University of British Columbia Professor William Cullen testified Wednesday that sampling attic and air conditioning filter dust, as was done in the case being tried this week in Washington County Circuit Court, is not a recognized or legitimate sampling method.

Cullen, who has a doctorate degree in chemistry from the University of Cambridge, has done research on creating compounds or classes of arsenic never before made. He also has looked at how arsenic compounds transform in the environment.

He is just one of the defendants' expert witnesses put on the stand this week to try to poke holes in the theory of plaintiffs who claim the degradation of roxarsone - a feed additive made by Alpharma and Alpharma Animal Health - in chicken litter spread as fertilizer has caused their son's leukemia.

Michael and Beth Green and their son, Blu, are suing the companies in the first trial for a multi-suit case involving several other plaintiffs who claim a similar theory. The Greens are asking for about $ 900, 000 in compensatory damages.
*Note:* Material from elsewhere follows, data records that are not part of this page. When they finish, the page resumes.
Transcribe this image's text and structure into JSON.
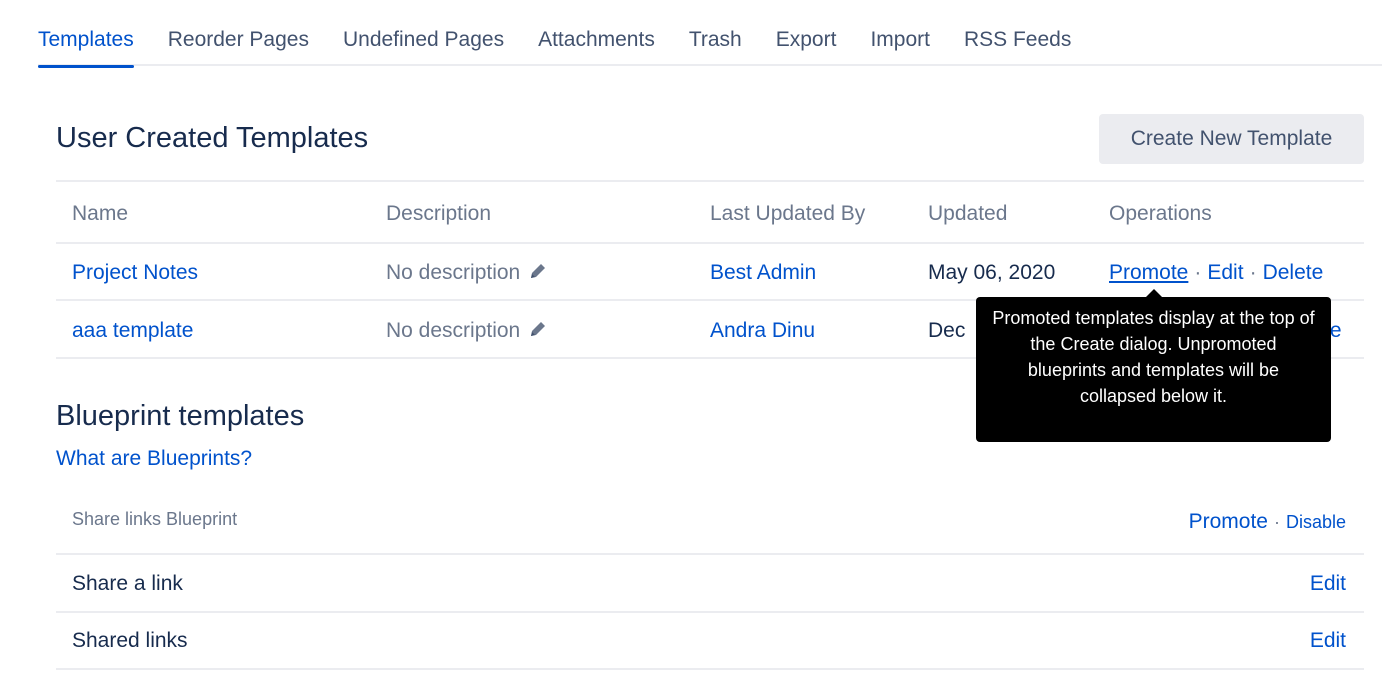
{
  "tabs": [
    {
      "label": "Templates",
      "active": true
    },
    {
      "label": "Reorder Pages",
      "active": false
    },
    {
      "label": "Undefined Pages",
      "active": false
    },
    {
      "label": "Attachments",
      "active": false
    },
    {
      "label": "Trash",
      "active": false
    },
    {
      "label": "Export",
      "active": false
    },
    {
      "label": "Import",
      "active": false
    },
    {
      "label": "RSS Feeds",
      "active": false
    }
  ],
  "user_templates": {
    "title": "User Created Templates",
    "create_button": "Create New Template",
    "columns": [
      "Name",
      "Description",
      "Last Updated By",
      "Updated",
      "Operations"
    ],
    "rows": [
      {
        "name": "Project Notes",
        "description": "No description",
        "updated_by": "Best Admin",
        "updated": "May 06, 2020",
        "ops": [
          "Promote",
          "Edit",
          "Delete"
        ]
      },
      {
        "name": "aaa template",
        "description": "No description",
        "updated_by": "Andra Dinu",
        "updated": "Dec",
        "ops_visible_tail": "te"
      }
    ],
    "separator": "·"
  },
  "tooltip": {
    "text": "Promoted templates display at the top of the Create dialog. Unpromoted blueprints and templates will be collapsed below it."
  },
  "blueprints": {
    "title": "Blueprint templates",
    "help_link": "What are Blueprints?",
    "group": {
      "name": "Share links Blueprint",
      "promote": "Promote",
      "disable": "Disable"
    },
    "items": [
      {
        "name": "Share a link",
        "op": "Edit"
      },
      {
        "name": "Shared links",
        "op": "Edit"
      }
    ]
  },
  "colors": {
    "link": "#0052cc",
    "heading": "#172b4d",
    "muted": "#6b778c",
    "border": "#ebecf0",
    "tooltip_bg": "#000000"
  }
}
Cullen testified that he is unaware of any literature that supports looking at air conditioning filters, and there are required procedures put out by the Environmental Protection Agency to determine inhalation levels from house dust.

He also discussed a study where a researcher looked at household dust arsenic levels in Ottawa, Canada. The range was 1. 7 to about 80 parts per million. Soil levels were 1. 7 to about 10 parts per million of arsenic.





Defendants' lawyer Rod Adams asked about concentrations being higher inside the home than outside.

" This is not an unusual phenomenon, " he said.

One household dust sample taken by plaintiffs' testers found 66. 9 parts per million of arsenic in the Greens ' home. The soil was lower.

The Ottawa study, he said, used well-established protocols, and samples had to be related to surfaces people came into contact with.

Samples from the filters in the Green case, he testified, cannot be compared to any samples taken by any legitimate means.

Other household dust taken in the Green case and put forth by a plaintiffs' expert, he said, did not show exceptional arsenic levels.

He also talked about the lab testing of the dust samples that separated arsenic species and, according to O'Connor, showed the presence of roxarsone.

He said the testing did not establish the presence of roxarsone in the samples, and was critical of the way the testing was done.

Although the lab did use a chromatograph to separate forms of arsenic, he testified, there is another test performed to detect various species of arsenic that was not done in this case.

Just using the first method, he said, is a " little bit unreliable" or can be wrong.

He discussed another test that could have been done, repeating the procedure to make sure what was thought to be roxarsone graphed at the same level again.

" That experiment is easy to do, " he said, " because they clearly had the samples. "

He also testified that he has not seen any scientific literature that indicates a risk to humans from transformation of roxarsone.

He said roxarsone changes to a certain degree when spread on fields. He changed his opinion - from the one he gave in a deposition - about a study that looked at sunlight and its role in degradation. He told plaintiffs' attorney Clayton Davis that he had since found that there were different conditions in the experiment, including no real sunlight.

Billy Clay, a veterinary toxicology and agronomy consultant from Stillwater, Okla., also testified, primarily about chicken litter. He talked about there being no requirement before 2004 to report how much litter was spread in Arkansas.

He said he did not know how much roxarsone was fed to chickens in the Prairie Grove area.

Plaintiffs' attorney Jason Hatfield went through feed tickets for one grower, Randy West, in the Prairie Grove area during different months in 1999, showing each group delivered contained. 005 percent of roxarsone.

The total amount of feed with roxarsone delivered to West was 301, 060 pounds, based on Hatfield's listing in court.

Clay also testified that he raised chickens and did not feed them roxarsone.